Alle Besucher hier können Geschichten von Brüchen und Enttäuschungen erzählen.“ Das ist Magunskis Erfahrung. Beileibe nicht nur die Menschen, die sorgenvoll zur Caritas wollen.
Mit seiner Lage etwas außerhalb der unmittelbaren Innenstadt sei das Forum aber auch auf andere Akzente angewiesen, gibt Benedikt Feldhaus zu bedenken. Der Theologe leitet das Forum und sorgt mit Pfarrer Magunski für ein breites kulturelles und spirituelles Angebot, das Menschen auch gezielt anspricht.
Ehrenamtliche sprechen an
Ein älterer Mann in heller Jacke kommt jetzt durch die Tür, blickt mit offenem Mund umher, kämmt sich die Haare, setzt sich dann an einen Tisch neben dem Eingang und beginnt lautstark zu telefonieren. „Er kommt regelmäßig“, sagt Feldhaus.
Schon eine Menge Menschen hat Feldhaus hier ein- und ausgehen sehen.
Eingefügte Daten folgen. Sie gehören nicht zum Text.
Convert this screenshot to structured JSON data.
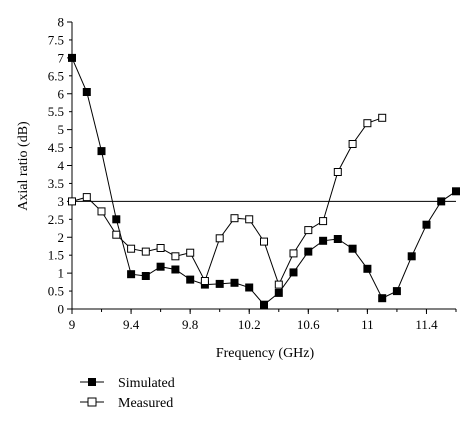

Eine ganze Reihe komme ganz bewusst ins Forum, sagt er. Auf der Suche nach Gesellschaft, nach Anschluss. Bereit, sich durch den „Präsenzdienst“ des Forums ansprechen und auf einen Kaffee einladen zu lassen.
Präsenzdienst leisten an diesem Morgen Rita Wittmer und Dagmar Müller-Otschick. Frauen, die schon acht und sechs Jahre im Forum präsent sind, die eine intensive Ausbildung etwa in Gesprächsführung hinter sich haben und im Forum mindestens einmal im Monat vormittags oder nachmittags für drei Stunden im Einsatz sind. Die überhaupt auf eine sorgfältige Schulung zurückblicken können. Denn der Dienst fordert weit mehr als dem zufälligen Gast einen Kaffee anzubieten, das wissen sie.
Mit Bedacht ins Gespräch
Es kommen auch schwierige Menschen. Damit muss ein Präsenzdienst umgehen können. Indem die Mitarbeiterschaft genau weiß, wie solche Gespräche zu führen sind. Wann es vielleicht helfend, wann eher begleitend sein sollte. Wann eigentlich der Seelsorger Jan Magunski gefragt ist.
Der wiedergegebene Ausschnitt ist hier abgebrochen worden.